The fossils in question are stromatolites, which are layered rocks made by the waste of microbes that make food from sunlight. Scientists agree that the oldest stromatolites were made by living organisms 3.43 billion years ago.
However, there are other stromatolites that are even older. Stromatolites that are 3.48 billion years old have been found in the Dresser Formation of Western Australia.
A piece of stromatolite from the Dresser Formation, with a layered structure made of hematite, barite, and quartz, and a dome-shaped top. (Photo by Keyron Hickman-Lewis.)
But after billions of years, all traces of organic matter have been washed away from these older stromatolites. This makes people wonder if they were really made by microbes or if they were made by some other geological process.
The conclusion of the new study is that it was old life.
The research was led by Keyron Hickman-Lewis, a paleontologist at the Natural History Museum in London. He said, “We were able to find certain specific microstructures in certain layers of these rocks that are strong signs of biological processes.”
Microbial mats
Hickman-Lewis told Live Science that the results could change the way we look for life on Mars. Iron oxide coats the stromatolites in the Dresser Formation.
This is because iron reacts with oxygen in the air to make iron oxide. Mars’ surface is also oxidized, which gives it a rusty orange color. Hickman-Lewis said that the rocks on Mars could have the same structures left by ancient Martian life.
Hickman-Lewis and his team looked at stromatolites from Western Australia. They were first found in 2000 by Frances Westall at the National Center for Scientific Research (CNRS) in France. They used different high-resolution 2D and 3D imaging methods to look closely at the layers of the stromatolite.
What they saw gave them a hint of how messy and wonderful biological growth is. Researchers found layers that were not all the same height. They also saw little dome shapes, which are signs of photosynthesis (opens in new tab) because microbes that get the most sun will grow faster than those that don’t get as much sun. They also saw the typical columnar structures of modern stromatolites, which can still be found in a few places around the world.

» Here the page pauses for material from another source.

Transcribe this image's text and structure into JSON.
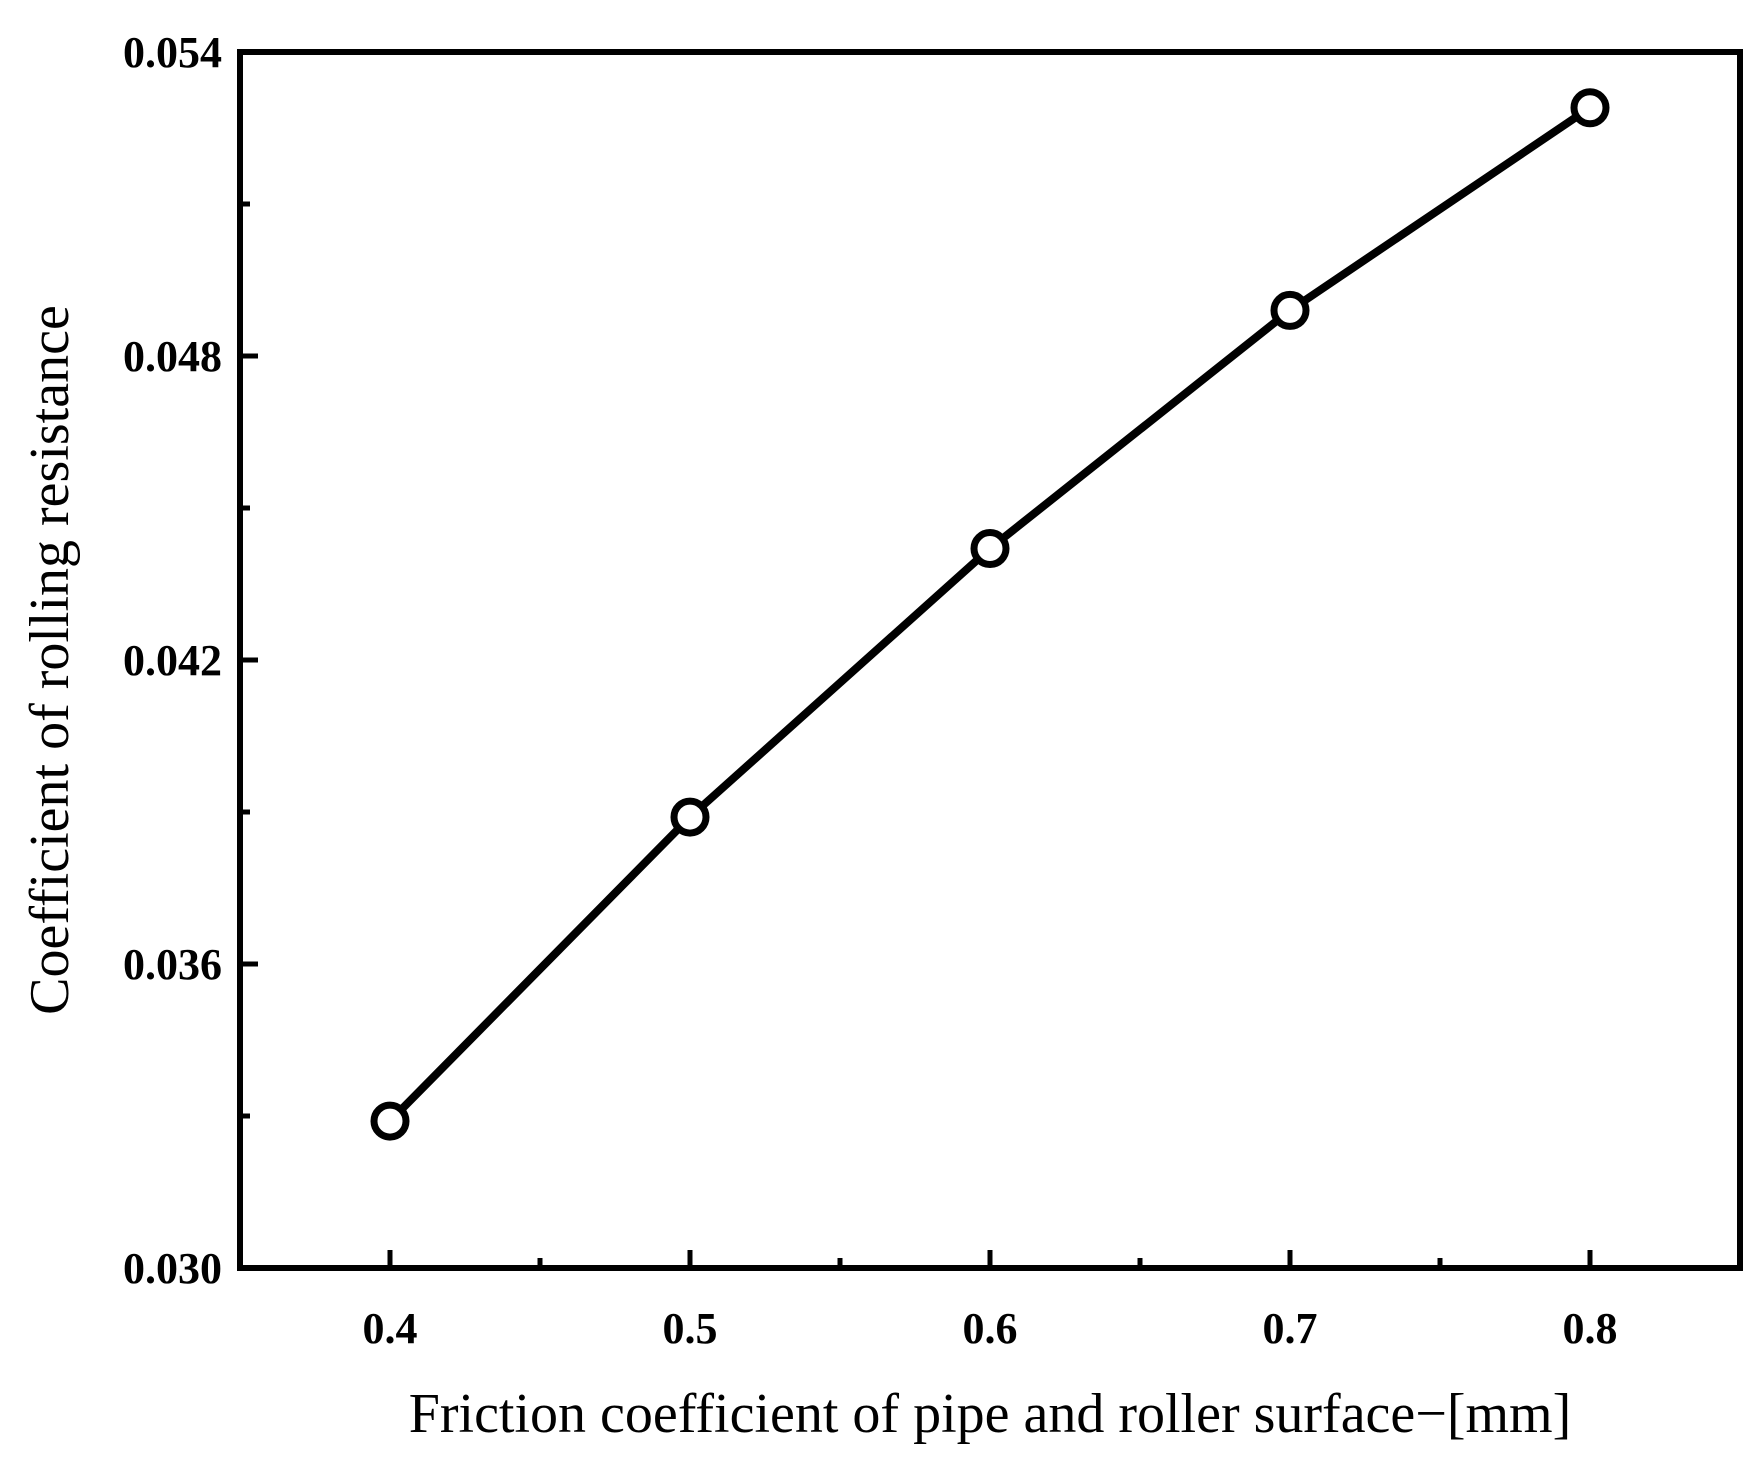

Linda Kah, a sedimentologist and geochemist at the University of Tennessee who was not involved in the new study, said, “Microbial mats give you layers that have different thicknesses and tend to be wrinkly or crinkly or go up and down on very small spatial scales.” She told Live Science that when you put all the structural clues together, “you end up with what looks like the features of a microbial mat.”
Microbes on Mars?
Even though there is evidence that the stromatolites in the Dresser Formation are old signs of life, this doesn’t make them the oldest life on Earth. This (possible) title could go to stromatolites found in Greenland rocks that are 3.7 billion years old or to microfossils from Canada that could be as old as 4.29 billion years. But it’s hard to tell the difference between biological life and non-biological processes in these very old rocks, so these and other similar discoveries are controversial.
Based on the minerals in the stromatolites, the microbial mats in Western Australia probably grew in a shallow lagoon that was fed by hydrothermal vents and connected to the ocean, researchers wrote in the journal Geology on November 4.
Hickman-Lewis said that the methods used to study the Western Australian stromatolites could be used to look for life on Mars, especially if samples from Mars can be brought back to Earth.
Scientists should “think of some of the analyses we’re doing here as practice for the analyses we’ll have to do when we get materials from Mars in about 10 years.”